By default, AMPS produces conflated acknowledgments for a given connection approximately once a second.
Starting with version 5.2.3.0, AMPS allows configuration of the conflation interval.
- To set a different conflation interval
for an individual client, provide an
ack_conflation
option in the options string for the logon for that client. This sets the interval at which AMPS will provide acknowledgements to that client. - To set a different conflation interval for replication acknowledgements,
specify the
AckConflationInterval
in the replicationDestination
. This sets the interval at which the downstream AMPS server will provide acknowledgements to this AMPS server.

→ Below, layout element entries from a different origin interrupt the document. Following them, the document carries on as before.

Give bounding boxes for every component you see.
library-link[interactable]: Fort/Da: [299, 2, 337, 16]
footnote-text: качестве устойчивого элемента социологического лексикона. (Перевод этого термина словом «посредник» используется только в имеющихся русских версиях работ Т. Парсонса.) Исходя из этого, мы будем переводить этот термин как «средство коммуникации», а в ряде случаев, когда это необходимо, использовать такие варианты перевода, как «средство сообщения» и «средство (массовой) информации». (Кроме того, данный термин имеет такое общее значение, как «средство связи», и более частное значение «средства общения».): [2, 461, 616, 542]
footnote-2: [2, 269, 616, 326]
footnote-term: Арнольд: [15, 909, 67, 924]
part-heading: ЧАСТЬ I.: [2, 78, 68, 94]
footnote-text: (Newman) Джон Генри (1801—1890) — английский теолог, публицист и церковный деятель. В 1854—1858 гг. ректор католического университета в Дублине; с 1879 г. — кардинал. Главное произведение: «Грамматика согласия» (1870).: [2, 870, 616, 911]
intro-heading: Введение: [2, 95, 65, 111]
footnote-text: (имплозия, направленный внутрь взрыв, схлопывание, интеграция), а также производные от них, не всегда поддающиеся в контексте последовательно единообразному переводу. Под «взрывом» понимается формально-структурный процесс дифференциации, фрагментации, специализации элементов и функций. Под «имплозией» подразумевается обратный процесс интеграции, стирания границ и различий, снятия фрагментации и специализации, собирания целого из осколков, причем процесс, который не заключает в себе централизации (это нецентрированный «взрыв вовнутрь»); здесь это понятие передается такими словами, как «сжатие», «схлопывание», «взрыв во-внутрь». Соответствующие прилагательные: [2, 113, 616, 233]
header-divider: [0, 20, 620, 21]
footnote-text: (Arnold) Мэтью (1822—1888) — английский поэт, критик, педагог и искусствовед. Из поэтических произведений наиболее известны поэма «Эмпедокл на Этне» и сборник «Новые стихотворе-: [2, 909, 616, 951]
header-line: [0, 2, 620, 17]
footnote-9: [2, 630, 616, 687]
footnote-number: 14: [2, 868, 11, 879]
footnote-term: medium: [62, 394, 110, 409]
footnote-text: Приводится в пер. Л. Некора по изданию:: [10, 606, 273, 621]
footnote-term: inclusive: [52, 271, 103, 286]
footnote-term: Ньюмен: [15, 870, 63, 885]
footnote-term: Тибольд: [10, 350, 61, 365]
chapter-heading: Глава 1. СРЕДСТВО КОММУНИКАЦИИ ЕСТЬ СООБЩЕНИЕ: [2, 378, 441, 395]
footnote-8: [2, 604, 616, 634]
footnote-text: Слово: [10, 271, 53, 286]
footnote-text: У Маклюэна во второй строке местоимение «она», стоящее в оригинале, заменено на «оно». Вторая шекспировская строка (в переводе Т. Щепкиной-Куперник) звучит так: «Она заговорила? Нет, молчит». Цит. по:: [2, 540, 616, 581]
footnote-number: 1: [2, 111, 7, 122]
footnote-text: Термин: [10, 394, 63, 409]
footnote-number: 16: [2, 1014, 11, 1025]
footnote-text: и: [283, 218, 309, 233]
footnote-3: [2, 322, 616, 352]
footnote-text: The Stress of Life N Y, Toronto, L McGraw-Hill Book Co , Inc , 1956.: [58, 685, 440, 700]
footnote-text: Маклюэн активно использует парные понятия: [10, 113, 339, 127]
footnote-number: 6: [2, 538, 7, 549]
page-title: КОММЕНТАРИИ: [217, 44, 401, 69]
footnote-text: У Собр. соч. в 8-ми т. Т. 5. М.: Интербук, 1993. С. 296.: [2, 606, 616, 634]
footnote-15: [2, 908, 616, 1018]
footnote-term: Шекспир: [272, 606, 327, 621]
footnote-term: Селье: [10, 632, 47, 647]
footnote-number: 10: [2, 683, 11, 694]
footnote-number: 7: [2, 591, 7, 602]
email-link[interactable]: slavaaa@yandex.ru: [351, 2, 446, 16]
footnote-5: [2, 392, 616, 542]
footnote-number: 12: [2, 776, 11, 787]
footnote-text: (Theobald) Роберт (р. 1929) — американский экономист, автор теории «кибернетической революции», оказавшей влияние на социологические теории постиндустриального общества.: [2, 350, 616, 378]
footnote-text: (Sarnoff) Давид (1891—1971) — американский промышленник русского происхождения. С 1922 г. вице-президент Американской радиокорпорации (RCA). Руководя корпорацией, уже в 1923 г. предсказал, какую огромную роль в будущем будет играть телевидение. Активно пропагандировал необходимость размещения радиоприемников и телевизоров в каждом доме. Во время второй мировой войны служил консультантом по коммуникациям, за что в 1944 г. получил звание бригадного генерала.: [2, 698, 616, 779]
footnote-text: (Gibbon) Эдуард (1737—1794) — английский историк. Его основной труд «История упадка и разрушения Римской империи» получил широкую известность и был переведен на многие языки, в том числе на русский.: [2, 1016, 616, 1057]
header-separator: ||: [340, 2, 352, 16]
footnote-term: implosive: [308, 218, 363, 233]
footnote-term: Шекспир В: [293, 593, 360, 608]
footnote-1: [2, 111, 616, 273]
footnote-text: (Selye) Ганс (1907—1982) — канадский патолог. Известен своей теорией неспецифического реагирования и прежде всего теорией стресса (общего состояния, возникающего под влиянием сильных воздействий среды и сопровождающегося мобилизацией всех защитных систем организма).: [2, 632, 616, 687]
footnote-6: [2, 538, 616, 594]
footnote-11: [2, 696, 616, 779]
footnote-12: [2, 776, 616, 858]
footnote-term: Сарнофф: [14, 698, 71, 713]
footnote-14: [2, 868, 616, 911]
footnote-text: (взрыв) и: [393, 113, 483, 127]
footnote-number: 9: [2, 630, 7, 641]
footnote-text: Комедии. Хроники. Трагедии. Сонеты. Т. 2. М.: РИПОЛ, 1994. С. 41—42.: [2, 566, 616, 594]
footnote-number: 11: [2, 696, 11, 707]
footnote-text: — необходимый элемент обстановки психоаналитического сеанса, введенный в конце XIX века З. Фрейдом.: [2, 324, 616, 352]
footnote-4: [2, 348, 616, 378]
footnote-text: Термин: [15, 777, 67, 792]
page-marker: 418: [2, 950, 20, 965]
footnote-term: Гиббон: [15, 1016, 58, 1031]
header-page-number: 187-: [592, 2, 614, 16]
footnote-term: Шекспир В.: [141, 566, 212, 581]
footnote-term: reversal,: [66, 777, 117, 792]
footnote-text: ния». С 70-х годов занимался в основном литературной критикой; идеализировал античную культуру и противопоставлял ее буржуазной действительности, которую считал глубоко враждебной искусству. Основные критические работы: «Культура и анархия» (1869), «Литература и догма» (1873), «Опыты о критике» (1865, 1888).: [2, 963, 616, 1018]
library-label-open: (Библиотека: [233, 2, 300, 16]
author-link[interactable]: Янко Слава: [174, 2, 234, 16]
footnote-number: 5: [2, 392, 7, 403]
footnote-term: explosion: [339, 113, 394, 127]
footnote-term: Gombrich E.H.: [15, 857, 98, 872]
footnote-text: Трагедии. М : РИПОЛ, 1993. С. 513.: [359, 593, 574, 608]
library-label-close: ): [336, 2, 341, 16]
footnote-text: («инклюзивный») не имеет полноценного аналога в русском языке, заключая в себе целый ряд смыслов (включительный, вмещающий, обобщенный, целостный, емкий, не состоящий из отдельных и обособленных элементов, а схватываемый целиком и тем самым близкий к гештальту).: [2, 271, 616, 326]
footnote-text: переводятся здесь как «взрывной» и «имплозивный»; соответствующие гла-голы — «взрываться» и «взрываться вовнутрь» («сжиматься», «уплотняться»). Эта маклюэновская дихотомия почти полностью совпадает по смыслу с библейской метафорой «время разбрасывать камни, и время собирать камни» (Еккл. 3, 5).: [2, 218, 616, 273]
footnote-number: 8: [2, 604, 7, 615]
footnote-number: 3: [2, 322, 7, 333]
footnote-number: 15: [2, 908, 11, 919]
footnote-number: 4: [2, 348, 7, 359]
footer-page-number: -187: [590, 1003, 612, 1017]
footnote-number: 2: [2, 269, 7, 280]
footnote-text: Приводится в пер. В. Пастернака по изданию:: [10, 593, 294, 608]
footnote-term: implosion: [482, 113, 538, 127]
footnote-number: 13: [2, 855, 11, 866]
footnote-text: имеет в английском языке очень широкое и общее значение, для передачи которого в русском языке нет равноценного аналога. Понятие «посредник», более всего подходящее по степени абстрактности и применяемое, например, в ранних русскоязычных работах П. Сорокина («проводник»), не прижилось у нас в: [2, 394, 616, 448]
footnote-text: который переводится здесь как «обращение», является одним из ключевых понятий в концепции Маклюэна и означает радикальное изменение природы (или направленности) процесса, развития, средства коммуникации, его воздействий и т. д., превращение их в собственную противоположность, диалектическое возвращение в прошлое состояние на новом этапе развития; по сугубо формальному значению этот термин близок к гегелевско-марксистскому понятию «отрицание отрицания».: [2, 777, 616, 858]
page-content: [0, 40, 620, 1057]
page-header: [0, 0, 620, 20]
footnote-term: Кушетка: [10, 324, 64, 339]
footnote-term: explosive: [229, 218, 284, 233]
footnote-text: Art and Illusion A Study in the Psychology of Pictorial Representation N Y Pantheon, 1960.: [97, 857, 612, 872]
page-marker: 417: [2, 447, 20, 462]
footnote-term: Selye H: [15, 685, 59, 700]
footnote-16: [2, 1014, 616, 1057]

Notice that when a publisher is publishing to a replicated topic, the
ack_conflation
interval sets the interval at which AMPS acknowledges
messages that have already been acknowledged by synchronous replication
destinations, while the AckConflationInterval
specifies how often
those downstream destinations produce an acknowledgement. In a situation
where it is important to reduce the default latency of an acknowledgement,
both the server option and the client side option typically need to be set.
To see more information about the different commands and their supported acknowledgment types, please refer to the AMPS Command Reference, provided with 4.0 and greater versions of the AMPS clients and available on the 60East web site.